In Wake County, Woods put forth a resolution saying the party “must deal with sexual harassment claims in an open and transparent fashion.”
The party must be “not only beyond guilt but above suspicion, and event a hint or perception of a cover-up is damaging to the party’s credibility,” the resolution stated.
Yep. THAT is the SAME THING this crowd said about Tricky Dick Nixon and Mr. Liddy in 1972-74. Read on:
In introducing the resolution, Woods noted North Carolina’s prominence in the national political picture as a battleground state in the presidential race and host of the Democratic convention, suggesting the state party scandal could taint the 2012 election.
The resolution also said Parker’s statement Friday – which said the party won’t comment the matter – only raised more questions about how it was handled behind closed doors, even out of the purview of other top party officials.
Muriel Offerman, the treasurer of the state Democratic Party and a Parker ally, spoke against the resolution. “This is a personnel mater with in the party,” she said in an interview Sunday. “Personnel matters are not to be discussed in public. Period.”
A couple other Democrats echoed Offerman’s remarks, saying the party should handle the matter, and Woods pulled the resolution before a vote took place. Woods declined to comment about the matter.
At the Durham County party convention, Danielle Adams, a member of the local soil and water conservation district board, put forth a handwritten resolution also calling for the party’s top two officials to be removed. It came soon after Parker addressed the convention. He didn’t mention the scandal in his remarks and again no vote took place and it was referred to the state party’s executive committee for consideration.
The turmoil in the party ranks came the same day Lt. Gov. Walter Dalton suggested party officials should resign or be fired if the allegations are true. “We cannot tolerate sexual harassment in the workplace,” Dalton said Saturday at the Mecklenburg County Democratic Party convention. “If there’s any truth to the allegations, somebody should resign or be fired immediately. We won’t tolerate that.”

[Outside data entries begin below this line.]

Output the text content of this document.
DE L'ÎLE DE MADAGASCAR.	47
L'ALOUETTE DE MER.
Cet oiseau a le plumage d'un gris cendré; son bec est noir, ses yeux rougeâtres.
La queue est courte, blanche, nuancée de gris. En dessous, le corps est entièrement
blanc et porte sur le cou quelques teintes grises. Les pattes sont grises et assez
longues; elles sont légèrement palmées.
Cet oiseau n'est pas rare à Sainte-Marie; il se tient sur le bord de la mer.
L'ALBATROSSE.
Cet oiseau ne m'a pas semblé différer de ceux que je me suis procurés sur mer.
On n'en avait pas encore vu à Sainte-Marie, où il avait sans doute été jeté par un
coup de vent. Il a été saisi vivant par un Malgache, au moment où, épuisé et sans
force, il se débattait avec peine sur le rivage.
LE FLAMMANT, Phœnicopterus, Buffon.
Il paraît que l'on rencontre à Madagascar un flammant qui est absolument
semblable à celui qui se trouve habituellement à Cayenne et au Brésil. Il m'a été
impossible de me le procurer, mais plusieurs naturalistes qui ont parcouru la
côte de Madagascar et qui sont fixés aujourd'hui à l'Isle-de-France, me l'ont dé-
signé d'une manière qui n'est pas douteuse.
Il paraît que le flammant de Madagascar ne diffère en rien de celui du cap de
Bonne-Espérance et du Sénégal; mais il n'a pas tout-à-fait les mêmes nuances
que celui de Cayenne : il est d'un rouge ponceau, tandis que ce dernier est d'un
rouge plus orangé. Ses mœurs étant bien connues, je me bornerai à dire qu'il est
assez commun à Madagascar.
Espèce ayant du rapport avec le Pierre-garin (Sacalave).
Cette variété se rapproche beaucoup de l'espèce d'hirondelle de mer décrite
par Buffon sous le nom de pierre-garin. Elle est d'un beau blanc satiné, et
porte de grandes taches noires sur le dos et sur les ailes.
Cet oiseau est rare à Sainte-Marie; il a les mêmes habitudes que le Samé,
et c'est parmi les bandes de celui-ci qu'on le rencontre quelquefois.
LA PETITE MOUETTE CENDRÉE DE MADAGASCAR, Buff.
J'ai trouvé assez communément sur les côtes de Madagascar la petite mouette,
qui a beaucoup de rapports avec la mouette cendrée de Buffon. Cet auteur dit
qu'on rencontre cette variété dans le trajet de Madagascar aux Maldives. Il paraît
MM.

The other two leading candidates for the Democratic gubernatorial nomination, former Congressman Bob Etheridge and state Rep. Bill Faison, declined to take a stance, saying they didn’t know enough to comment.
The party is not talking about the matter. But former party administrator, Sallie Leslie, said Friday she recently quit in part because of how the party handled the matter, citing “unethical actions by party leadership.”
Leslie’s longtime service to the party and solid reputation is helping drive activists’ concerns. The Wake County Democratic Party approved a resolution supporting Leslie at its convention and her comments were cited in Woods’ resolution demanding party leaders’ removal.